While planking, individuals are usually not paying attention to both form and technique. Instead, they’re scrolling through their Facebook or putting together their workout playlist. In short, their focus and attention is elsewhere. The plank was never meant to be a half-ass engaged hold with large curves in the back, and belly sagging towards the ground. While in this position, your body creates a large lumbar lordosis* while the upper back is compensating with an exaggerated thoracic kyphosis*. After reading that last line, I bet you are like “lord who it’s with an exaggerated what its?”

So, what’s wrong with being in this position? According to Mike Robertson, owner of Indianapolis Fitness and Sports Training (IFAST),

“You are literally hammering your lumbar spinous process together to create stability.” In short, this is NOT carving out that six pack (the main purpose) and instead hurting your overall posture with the lumbar lordosis and excessive kyphosis and causing lower back pain!”

The correct way to plank

Luckily, there is a quick and easy way to prevent your body from creeping into these postural aliments and all you need is a stick.

Go ahead and assume the elbow plank position with the stick on your back. The goal is to have three points of contact with the stick: head, upper back, and glutes with minimal space between the stick and lower back.
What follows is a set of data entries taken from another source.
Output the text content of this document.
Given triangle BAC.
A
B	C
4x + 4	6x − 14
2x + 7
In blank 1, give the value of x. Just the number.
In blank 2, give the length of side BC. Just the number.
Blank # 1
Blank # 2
By being in this position, the exercise is completely changed. First, your body is in the correct position with optimal posture and minimizes lower back issues. Second, you will get your transverse abdominals, external and internal oblique muscles engaged for maximum muscle contraction.
More muscles working = better results.

It may be difficult to hold the plank position while maintaining the three points of contact at first, but don’t worry. Keep working on it. Focus on holding this position for as long as you can, even if it’s only for 15-30 seconds. Focus on quality, not quantity and progress slowly.
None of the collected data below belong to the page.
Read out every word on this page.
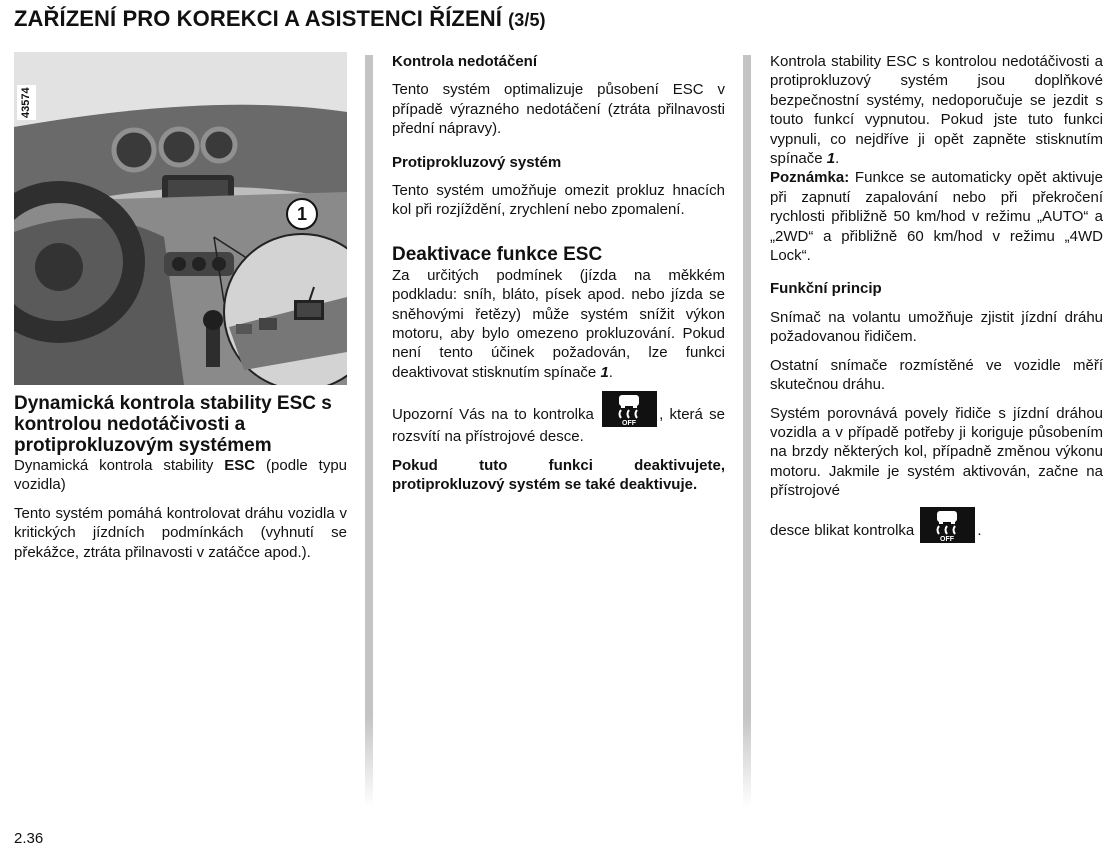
ZAŘÍZENÍ PRO KOREKCI A ASISTENCI ŘÍZENÍ (3/5)
43574
1
Dynamická kontrola stability ESC s kontrolou nedotáčivosti a protiprokluzovým systémem

Dynamická kontrola stability ESC (podle typu vozidla)

Tento systém pomáhá kontrolovat dráhu vozidla v kritických jízdních podmínkách (vyhnutí se překážce, ztráta přilnavosti v zatáčce apod.).

Kontrola nedotáčení

Tento systém optimalizuje působení ESC v případě výrazného nedotáčení (ztráta přilnavosti přední nápravy).

Protiprokluzový systém

Tento systém umožňuje omezit prokluz hnacích kol při rozjíždění, zrychlení nebo zpomalení.

Deaktivace funkce ESC

Za určitých podmínek (jízda na měkkém podkladu: sníh, bláto, písek apod. nebo jízda se sněhovými řetězy) může systém snížit výkon motoru, aby bylo omezeno prokluzování. Pokud není tento účinek požadován, lze funkci deaktivovat stisknutím spínače 1.

Upozorní Vás na to kontrolka
OFF
, která se rozsvítí na přístrojové desce.

Pokud tuto funkci deaktivujete, protiprokluzový systém se také deaktivuje.

Kontrola stability ESC s kontrolou nedotáčivosti a protiprokluzový systém jsou doplňkové bezpečnostní systémy, nedoporučuje se jezdit s touto funkcí vypnutou. Pokud jste tuto funkci vypnuli, co nejdříve ji opět zapněte stisknutím spínače 1.

Poznámka: Funkce se automaticky opět aktivuje při zapnutí zapalování nebo při překročení rychlosti přibližně 50 km/hod v režimu „AUTO“ a „2WD“ a přibližně 60 km/hod v režimu „4WD Lock“.

Funkční princip

Snímač na volantu umožňuje zjistit jízdní dráhu požadovanou řidičem.

Ostatní snímače rozmístěné ve vozidle měří skutečnou dráhu.

Systém porovnává povely řidiče s jízdní dráhou vozidla a v případě potřeby ji koriguje působením na brzdy některých kol, případně změnou výkonu motoru. Jakmile je systém aktivován, začne na přístrojové

desce blikat kontrolka
OFF
.

2.36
The Plank’s Step by Step Coaching Points:

* Use a stick to keep yourself honest.

* Place elbows underneath your shoulders and flatten forearms against the ground.

* Lift your torso off the ground

* Place the stick on your back. Remember to maintain the three points of contact on the stick.

* The lower back should have a small dig, just large enough for a coach or friend to slide their fingertips between your back and stick.

* Focus on squeezing your glutes, brace your core, and pressing your hands into the ground.

Give it a try. Focus on maintaining the three points of contact throughout the entire plank duration and you may discover a new appreciation for this exercise.

Some quick definitions.

* Lordosis – Greek word meaning “bent backwards,” refers to the inward curve of the lower back and cervical spine (neck). Too much of a low back curve is called lumbar hyperlordosis or hollow back.

* Kyphosis – Greek word meaning “hump.” There should naturally be kyphosis in your thoracic spine (upper back). However, too much hump in your back can lead to you becoming the next Humpback of Notre Dame.